Here are the patient education articles that are relevant to this topic. We encourage you to print or e-mail these topics to your patients. (You can also locate patient education articles on a variety of subjects by searching on "patient info" and the keyword(s) of interest.)
●Beyond the Basics topics (see "Patient education: Treatment of early HER2-positive breast cancer (Beyond the Basics)")
SUMMARY AND RECOMMENDATIONS
●Introduction – Amplification or overexpression of the human epidermal growth factor receptor 2 (HER2) oncogene is present in approximately 15 percent of primary invasive breast cancers. (See 'Introduction' above.)
●Rationale for HER2 testing – We recommend routine testing of HER2 expression on newly diagnosed, invasive, and metastatic breast cancers. High levels of HER2 expression identify those women who benefit from treatment with agents that target HER2. (See 'Clinical utility of HER2 testing' above.)
●Guidelines for HER2 testing – Guidelines for HER2 testing from a joint consensus panel of the American Society of Clinical Oncology (ASCO) and the College of American Pathologists (CAP) are provided (table 1). Although HER2 status is typically initially assessed by immunohistochemistry (IHC), we recommend confirmatory fluorescence in situ hybridization (FISH) testing for patients whose tumors are 2+ by IHC. (See 'Testing for HER2 expression' above.)
●Treatment implications – For patients with high levels of HER2 overexpression (IHC 3+; or HER2/CEP17 ratio on FISH ≥2.0 with average HER2 copy number on FISH ≥4.0 signals/cell), we recommend administration of HER2-directed treatment in the adjuvant and/or metastatic setting (Grade 1A). (See 'Testing for HER2 expression' above.)
●When to retest – Given the possibility of discordant HER2 expression from the primary and metastases, HER2 status should be reanalyzed in biopsies obtained from newly recurrent metastases, particularly if the primary tumor was negative or only weakly positive. (See 'Situations in which to retest' above.)

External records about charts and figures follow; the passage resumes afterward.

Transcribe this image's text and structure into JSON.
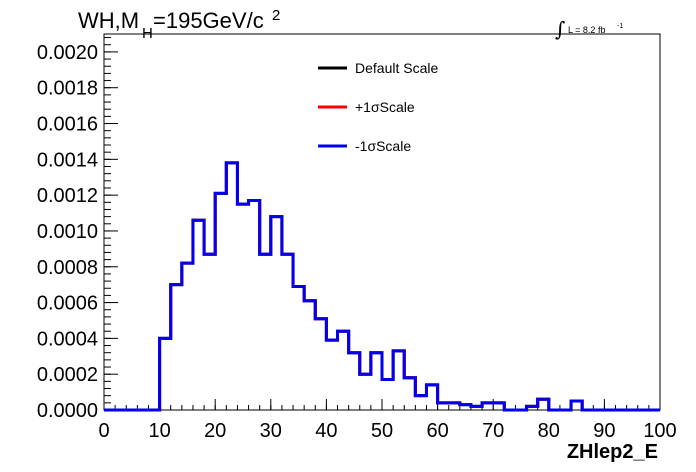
{
  "chart_data": {
    "type": "histogram-step",
    "title_main": "WH,M",
    "title_sub": "H",
    "title_rest": "=195GeV/c",
    "title_sup": "2",
    "lumi": {
      "integral": "∫",
      "text": "L = 8.2 fb",
      "sup": "-1"
    },
    "xlabel": "ZHlep2_E",
    "xlim": [
      0,
      100
    ],
    "ylim": [
      0,
      0.0021
    ],
    "x_ticks": [
      "0",
      "10",
      "20",
      "30",
      "40",
      "50",
      "60",
      "70",
      "80",
      "90",
      "100"
    ],
    "y_ticks": [
      "0.0000",
      "0.0002",
      "0.0004",
      "0.0006",
      "0.0008",
      "0.0010",
      "0.0012",
      "0.0014",
      "0.0016",
      "0.0018",
      "0.0020"
    ],
    "bin_edges": [
      0,
      2,
      4,
      6,
      8,
      10,
      12,
      14,
      16,
      18,
      20,
      22,
      24,
      26,
      28,
      30,
      32,
      34,
      36,
      38,
      40,
      42,
      44,
      46,
      48,
      50,
      52,
      54,
      56,
      58,
      60,
      62,
      64,
      66,
      68,
      70,
      72,
      74,
      76,
      78,
      80,
      82,
      84,
      86,
      88,
      90,
      92,
      94,
      96,
      98,
      100
    ],
    "series": [
      {
        "name": "Default Scale",
        "color": "#000000",
        "values": [
          0,
          0,
          0,
          0,
          0,
          0.0004,
          0.0007,
          0.00082,
          0.00106,
          0.00087,
          0.00121,
          0.00138,
          0.00115,
          0.00117,
          0.00087,
          0.00108,
          0.00087,
          0.00069,
          0.00061,
          0.00051,
          0.00039,
          0.00044,
          0.00032,
          0.0002,
          0.00032,
          0.00017,
          0.00033,
          0.00018,
          8e-05,
          0.00014,
          4e-05,
          4e-05,
          3e-05,
          2e-05,
          4e-05,
          4e-05,
          0,
          0,
          2e-05,
          6e-05,
          0,
          0,
          5e-05,
          0,
          0,
          0,
          0,
          0,
          0,
          0
        ]
      },
      {
        "name": "+1σScale",
        "color": "#ff0000",
        "values": [
          0,
          0,
          0,
          0,
          0,
          0.0004,
          0.0007,
          0.00082,
          0.00106,
          0.00087,
          0.00121,
          0.00138,
          0.00115,
          0.00117,
          0.00087,
          0.00108,
          0.00087,
          0.00069,
          0.00061,
          0.00051,
          0.00039,
          0.00044,
          0.00032,
          0.0002,
          0.00032,
          0.00017,
          0.00033,
          0.00018,
          8e-05,
          0.00014,
          4e-05,
          4e-05,
          3e-05,
          2e-05,
          4e-05,
          4e-05,
          0,
          0,
          2e-05,
          6e-05,
          0,
          0,
          5e-05,
          0,
          0,
          0,
          0,
          0,
          0,
          0
        ]
      },
      {
        "name": "-1σScale",
        "color": "#0000ee",
        "values": [
          0,
          0,
          0,
          0,
          0,
          0.0004,
          0.0007,
          0.00082,
          0.00106,
          0.00087,
          0.00121,
          0.00138,
          0.00115,
          0.00117,
          0.00087,
          0.00108,
          0.00087,
          0.00069,
          0.00061,
          0.00051,
          0.00039,
          0.00044,
          0.00032,
          0.0002,
          0.00032,
          0.00017,
          0.00033,
          0.00018,
          8e-05,
          0.00014,
          4e-05,
          4e-05,
          3e-05,
          2e-05,
          4e-05,
          4e-05,
          0,
          0,
          2e-05,
          6e-05,
          0,
          0,
          5e-05,
          0,
          0,
          0,
          0,
          0,
          0,
          0
        ]
      }
    ],
    "legend_position": "top-center",
    "grid": false
  }
}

●Anti-HER2 therapy with chemotherapy – Relevant discussion addressing the optimal chemotherapy regimen for those with early and metastatic HER2-positive tumors is discussed elsewhere. (See "Adjuvant systemic therapy for HER2-positive breast cancer", section on 'Choice of chemotherapy' and "Neoadjuvant therapy for patients with HER2-positive breast cancer", section on 'Standard regimens' and "Systemic treatment for HER2-positive metastatic breast cancer".)

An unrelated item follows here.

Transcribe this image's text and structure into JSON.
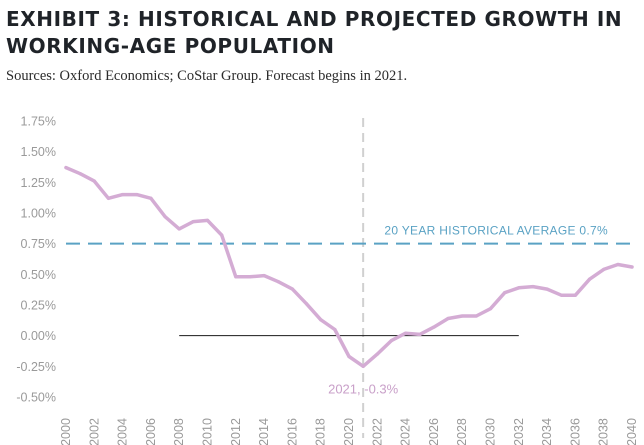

●Role of HER2 status in hormone receptor-positive cancers – HER2 status should not be used to withhold endocrine therapy for a patient with a hormone receptor-positive breast cancer, nor to select one specific type of endocrine therapy over another. (See 'HER2 status and predicting treatment response' above and "Adjuvant endocrine and targeted therapy for postmenopausal women with hormone receptor-positive breast cancer" and "Neoadjuvant management of newly diagnosed hormone-positive breast cancer", section on 'Neoadjuvant endocrine therapy' and "Systemic treatment for HER2-positive metastatic breast cancer", section on 'Special considerations for hormone receptor-positive disease'.)